I peered through the drapes and watched Miriam nosing around the refrigerator. I shook my head, watching her. “Can Dalton come pick it up and deliver it?” I rapped on the window and Miriam jumped, making me laugh. She threw her nose in the air and marched to her own yard. “Sooner than later, Heddy. Miriam Lloyd Snooty Face is riding her broom again.”
Years earlier, I had been driving home late one winter night when, near the downtown bridge, I noticed a homeless man with a red hat who wasn’t wearing socks with his shoes. I couldn’t get the image of the man out of my mind. What if that had been my own son? Would anyone have helped? Days later I walked into Wilson’s Department Store and found socks for ninety-nine cents a pair in a discount bin at the back of the store. “What would it cost if I bought the whole bin?” I had asked owner Marshall Wilson.
“Tell you what,” Marshall had said. “I’ll donate all these and hats and scarves to your cause.” I hadn’t realized I was championing a “cause,” but when I delivered the clothes out of the back of my trunk I knew that the cause had found me. People needed help right in my own backyard. I had been slumping around and feeling sorry for myself long enough and needed to do something about it.
“Thank you, Miss Glory,” the man with the red hat had said. The name Miss Glory stuck. Since that time I’d taken in whatever I could get my hands on and given it out to the homeless and families in need, especially young single mothers with children. My husband and I had four children and I couldn’t imagine having raised them by myself.
I taught cooking in my home along with simple classes like how to make a budget and basic child care. Dalton taught computer and job interviewing courses, but all our classes were small. I didn’t have the space in my house for large groups.

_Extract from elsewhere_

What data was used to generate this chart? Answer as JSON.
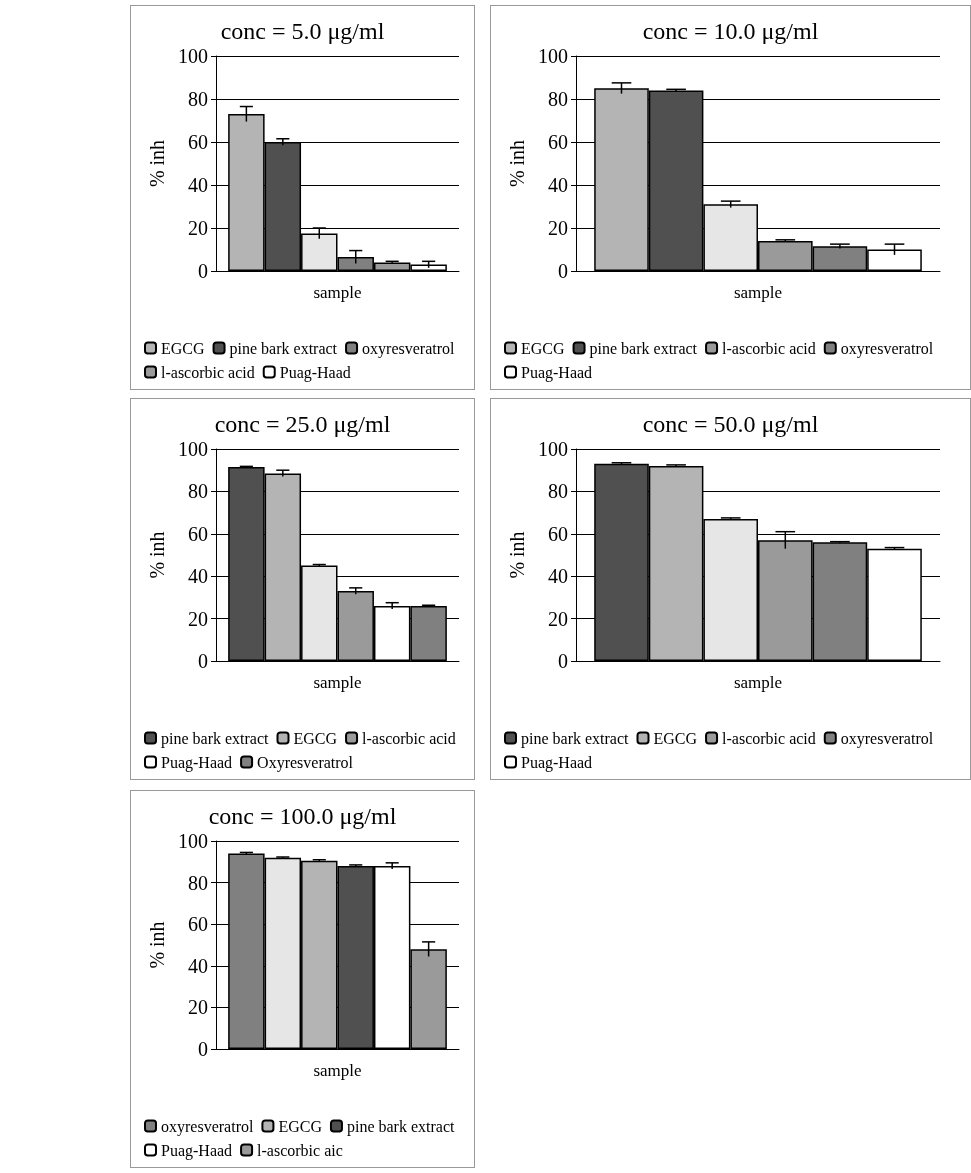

“He’ll be there in a bit,” Heddy said. “Then Miriam won’t have anything to complain about.”
“I doubt that,” I said.
“Gloria?” Heddy’s voice changed and I wondered what was wrong. “We got word that Rikki Huffman was charged with drug possession last night.”

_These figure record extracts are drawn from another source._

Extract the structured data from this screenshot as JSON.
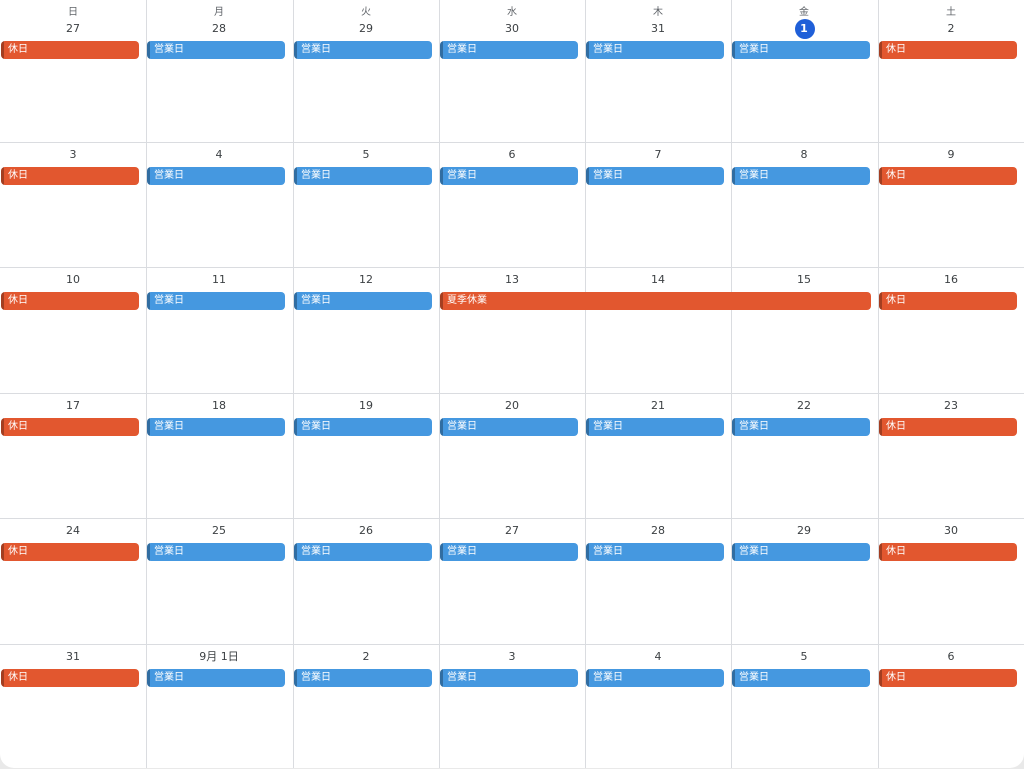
{
  "calendar": {
    "weekday_headers": [
      "日",
      "月",
      "火",
      "水",
      "木",
      "金",
      "土"
    ],
    "today_label": "1",
    "colors": {
      "holiday": "#e2572f",
      "workday": "#4598e0",
      "today": "#1f5fd8",
      "grid": "#dadce0"
    },
    "weeks": [
      {
        "days": [
          "27",
          "28",
          "29",
          "30",
          "31",
          "1",
          "2"
        ],
        "events": [
          {
            "label": "休日",
            "type": "holiday",
            "start": 0,
            "span": 1
          },
          {
            "label": "営業日",
            "type": "workday",
            "start": 1,
            "span": 1
          },
          {
            "label": "営業日",
            "type": "workday",
            "start": 2,
            "span": 1
          },
          {
            "label": "営業日",
            "type": "workday",
            "start": 3,
            "span": 1
          },
          {
            "label": "営業日",
            "type": "workday",
            "start": 4,
            "span": 1
          },
          {
            "label": "営業日",
            "type": "workday",
            "start": 5,
            "span": 1
          },
          {
            "label": "休日",
            "type": "holiday",
            "start": 6,
            "span": 1
          }
        ]
      },
      {
        "days": [
          "3",
          "4",
          "5",
          "6",
          "7",
          "8",
          "9"
        ],
        "events": [
          {
            "label": "休日",
            "type": "holiday",
            "start": 0,
            "span": 1
          },
          {
            "label": "営業日",
            "type": "workday",
            "start": 1,
            "span": 1
          },
          {
            "label": "営業日",
            "type": "workday",
            "start": 2,
            "span": 1
          },
          {
            "label": "営業日",
            "type": "workday",
            "start": 3,
            "span": 1
          },
          {
            "label": "営業日",
            "type": "workday",
            "start": 4,
            "span": 1
          },
          {
            "label": "営業日",
            "type": "workday",
            "start": 5,
            "span": 1
          },
          {
            "label": "休日",
            "type": "holiday",
            "start": 6,
            "span": 1
          }
        ]
      },
      {
        "days": [
          "10",
          "11",
          "12",
          "13",
          "14",
          "15",
          "16"
        ],
        "events": [
          {
            "label": "休日",
            "type": "holiday",
            "start": 0,
            "span": 1
          },
          {
            "label": "営業日",
            "type": "workday",
            "start": 1,
            "span": 1
          },
          {
            "label": "営業日",
            "type": "workday",
            "start": 2,
            "span": 1
          },
          {
            "label": "夏季休業",
            "type": "holiday",
            "start": 3,
            "span": 3
          },
          {
            "label": "休日",
            "type": "holiday",
            "start": 6,
            "span": 1
          }
        ]
      },
      {
        "days": [
          "17",
          "18",
          "19",
          "20",
          "21",
          "22",
          "23"
        ],
        "events": [
          {
            "label": "休日",
            "type": "holiday",
            "start": 0,
            "span": 1
          },
          {
            "label": "営業日",
            "type": "workday",
            "start": 1,
            "span": 1
          },
          {
            "label": "営業日",
            "type": "workday",
            "start": 2,
            "span": 1
          },
          {
            "label": "営業日",
            "type": "workday",
            "start": 3,
            "span": 1
          },
          {
            "label": "営業日",
            "type": "workday",
            "start": 4,
            "span": 1
          },
          {
            "label": "営業日",
            "type": "workday",
            "start": 5,
            "span": 1
          },
          {
            "label": "休日",
            "type": "holiday",
            "start": 6,
            "span": 1
          }
        ]
      },
      {
        "days": [
          "24",
          "25",
          "26",
          "27",
          "28",
          "29",
          "30"
        ],
        "events": [
          {
            "label": "休日",
            "type": "holiday",
            "start": 0,
            "span": 1
          },
          {
            "label": "営業日",
            "type": "workday",
            "start": 1,
            "span": 1
          },
          {
            "label": "営業日",
            "type": "workday",
            "start": 2,
            "span": 1
          },
          {
            "label": "営業日",
            "type": "workday",
            "start": 3,
            "span": 1
          },
          {
            "label": "営業日",
            "type": "workday",
            "start": 4,
            "span": 1
          },
          {
            "label": "営業日",
            "type": "workday",
            "start": 5,
            "span": 1
          },
          {
            "label": "休日",
            "type": "holiday",
            "start": 6,
            "span": 1
          }
        ]
      },
      {
        "days": [
          "31",
          "9月 1日",
          "2",
          "3",
          "4",
          "5",
          "6"
        ],
        "events": [
          {
            "label": "休日",
            "type": "holiday",
            "start": 0,
            "span": 1
          },
          {
            "label": "営業日",
            "type": "workday",
            "start": 1,
            "span": 1
          },
          {
            "label": "営業日",
            "type": "workday",
            "start": 2,
            "span": 1
          },
          {
            "label": "営業日",
            "type": "workday",
            "start": 3,
            "span": 1
          },
          {
            "label": "営業日",
            "type": "workday",
            "start": 4,
            "span": 1
          },
          {
            "label": "営業日",
            "type": "workday",
            "start": 5,
            "span": 1
          },
          {
            "label": "休日",
            "type": "holiday",
            "start": 6,
            "span": 1
          }
        ]
      }
    ]
  }
}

I fell into a chair at the kitchen table. Rikki was a single mom I’d been working with for the last two years who seemed to be getting her feet on the ground. “No! She was doing so great. Where is she?”
“They have her at County.” Heddy was quiet. “She’ll spend time in jail with this offense, Gloria.” I assumed that, but still hoped Heddy would say something else. “Are you all right?”

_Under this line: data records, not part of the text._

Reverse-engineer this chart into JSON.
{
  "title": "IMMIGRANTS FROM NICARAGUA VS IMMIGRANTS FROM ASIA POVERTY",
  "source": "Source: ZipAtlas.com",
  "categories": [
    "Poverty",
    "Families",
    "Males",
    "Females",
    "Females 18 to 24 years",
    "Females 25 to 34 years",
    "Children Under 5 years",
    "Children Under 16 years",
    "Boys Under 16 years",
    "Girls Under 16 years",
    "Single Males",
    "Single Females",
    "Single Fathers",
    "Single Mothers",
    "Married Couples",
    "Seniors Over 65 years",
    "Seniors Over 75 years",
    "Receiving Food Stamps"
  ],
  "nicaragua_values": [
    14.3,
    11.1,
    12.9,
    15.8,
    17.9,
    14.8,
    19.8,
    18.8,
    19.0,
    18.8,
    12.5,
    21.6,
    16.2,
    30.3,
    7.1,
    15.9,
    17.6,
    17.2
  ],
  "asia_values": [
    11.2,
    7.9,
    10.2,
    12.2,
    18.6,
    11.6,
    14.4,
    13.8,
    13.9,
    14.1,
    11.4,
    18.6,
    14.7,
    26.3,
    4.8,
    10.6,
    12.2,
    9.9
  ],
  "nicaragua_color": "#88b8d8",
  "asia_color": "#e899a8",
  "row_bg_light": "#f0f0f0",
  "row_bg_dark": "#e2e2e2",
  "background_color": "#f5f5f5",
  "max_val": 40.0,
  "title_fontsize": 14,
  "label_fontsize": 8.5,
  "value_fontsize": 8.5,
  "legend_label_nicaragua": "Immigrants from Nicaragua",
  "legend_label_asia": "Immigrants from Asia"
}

“Not really,” I said, rubbing my head. “Who has her kids?”
“DFS. The Department of Family Services will place them. Maybe they already have. You’ve done everything you could for Rikki. You know that, right?”
I sighed. “My mind knows that, sure.”
“Rikki just can’t break the cycle,” Heddy said. I was quiet. “Gloria? Gloria!”
I jumped at her voice. “Yes.”
“Don’t blame yourself.” That always proved to be easier said than done for me. “You can’t save everyone. It’s not your job.”
I hung up the phone and sat at the table, thinking about Rikki for the longest time. I nursed a cup of coffee before heading back outside.
“I’m going on holiday for five days, Gloria.”
I turned to see Miriam behind the fence. That sounded wonderful to me. After learning about Rikki’s arrest I wasn’t in the mood to have Miriam breathing down my neck at every turn. “That’s great,” I said. “It’s always good for you to go away.” That didn’t come out right. “I mean, good for you to leave.” I was making it worse, and put on the most sincere fake smile I could muster.